Could Utah, which currently votes last in the GOP primary race, actually be Mitt Romney's backstop.
Possibly. Utah is a winner-take-all state with 40 delegates up for grabs. The Daily Beast's John Avlon says the math is beginning to set up Utah to play a pivotal role in the fight for the GOP nomination.
Play around with the CNN delegate calculator and you can see that even if Romney were to win every contest going forward with 100 percent of the delegates (that’s called kickin’ it North Korea-style) he still wouldn’t reach 1,144 until April 3. Under a similar extreme scenario, it would take Rick Santorum until April 23. Here’s the real kicker: If Romney and Santorum were to split the delegates going forward and each were to carry five of the 10 all-or-nothing contests, neither candidate would win enough delegates to clinch the nomination.
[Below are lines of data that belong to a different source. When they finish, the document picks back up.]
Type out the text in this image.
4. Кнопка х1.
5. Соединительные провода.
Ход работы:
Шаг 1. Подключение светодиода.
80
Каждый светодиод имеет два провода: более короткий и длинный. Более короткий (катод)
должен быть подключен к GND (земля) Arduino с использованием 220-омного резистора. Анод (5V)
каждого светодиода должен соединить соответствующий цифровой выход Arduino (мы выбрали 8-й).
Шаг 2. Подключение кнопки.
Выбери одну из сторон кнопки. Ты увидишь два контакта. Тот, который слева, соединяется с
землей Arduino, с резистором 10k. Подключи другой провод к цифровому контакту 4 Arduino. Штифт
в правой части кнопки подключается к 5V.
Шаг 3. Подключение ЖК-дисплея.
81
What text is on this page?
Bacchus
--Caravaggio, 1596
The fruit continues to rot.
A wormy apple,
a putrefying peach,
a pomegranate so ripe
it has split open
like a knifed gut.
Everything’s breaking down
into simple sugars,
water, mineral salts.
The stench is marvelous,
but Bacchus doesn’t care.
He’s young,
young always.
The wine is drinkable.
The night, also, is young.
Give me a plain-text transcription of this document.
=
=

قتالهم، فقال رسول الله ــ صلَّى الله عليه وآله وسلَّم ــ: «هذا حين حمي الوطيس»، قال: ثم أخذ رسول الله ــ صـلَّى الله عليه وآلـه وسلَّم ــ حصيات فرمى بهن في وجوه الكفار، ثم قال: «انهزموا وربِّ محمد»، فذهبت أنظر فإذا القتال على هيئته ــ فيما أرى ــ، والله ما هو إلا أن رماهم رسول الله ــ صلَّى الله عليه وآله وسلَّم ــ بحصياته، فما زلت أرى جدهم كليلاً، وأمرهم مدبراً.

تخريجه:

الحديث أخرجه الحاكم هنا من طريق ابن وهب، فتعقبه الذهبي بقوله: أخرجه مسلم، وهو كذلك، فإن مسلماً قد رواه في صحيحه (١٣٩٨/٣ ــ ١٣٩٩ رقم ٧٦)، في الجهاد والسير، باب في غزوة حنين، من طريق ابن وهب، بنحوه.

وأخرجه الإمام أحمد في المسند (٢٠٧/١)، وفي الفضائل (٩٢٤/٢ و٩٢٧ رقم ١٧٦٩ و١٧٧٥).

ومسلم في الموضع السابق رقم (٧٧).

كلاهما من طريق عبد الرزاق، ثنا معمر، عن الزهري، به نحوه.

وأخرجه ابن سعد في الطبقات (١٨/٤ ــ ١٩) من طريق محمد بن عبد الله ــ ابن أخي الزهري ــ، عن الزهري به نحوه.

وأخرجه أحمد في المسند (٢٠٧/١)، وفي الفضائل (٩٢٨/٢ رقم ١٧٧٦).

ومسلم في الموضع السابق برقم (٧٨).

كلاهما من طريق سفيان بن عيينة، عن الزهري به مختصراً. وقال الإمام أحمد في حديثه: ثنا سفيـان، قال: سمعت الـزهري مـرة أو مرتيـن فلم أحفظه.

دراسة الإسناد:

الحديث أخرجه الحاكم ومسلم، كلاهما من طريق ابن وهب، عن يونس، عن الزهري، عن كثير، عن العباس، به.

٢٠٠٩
Add to that mix the fact that Ron Paul’s got very little reason to not go all the way to Tampa collecting delegates along the way—and Newt Gingrich has sworn less convincingly to do the same—and the math gets even more daunting for Team Mitt.
They have one ace up their sleeve—Utah. It’s currently scheduled last in the primary calendar, on June 26, with 40 delegates; winner-take-all in a state that is famously Mormon-dominated. It could serve as a backstop for Mitt, bringing him over the top at the last possible moment.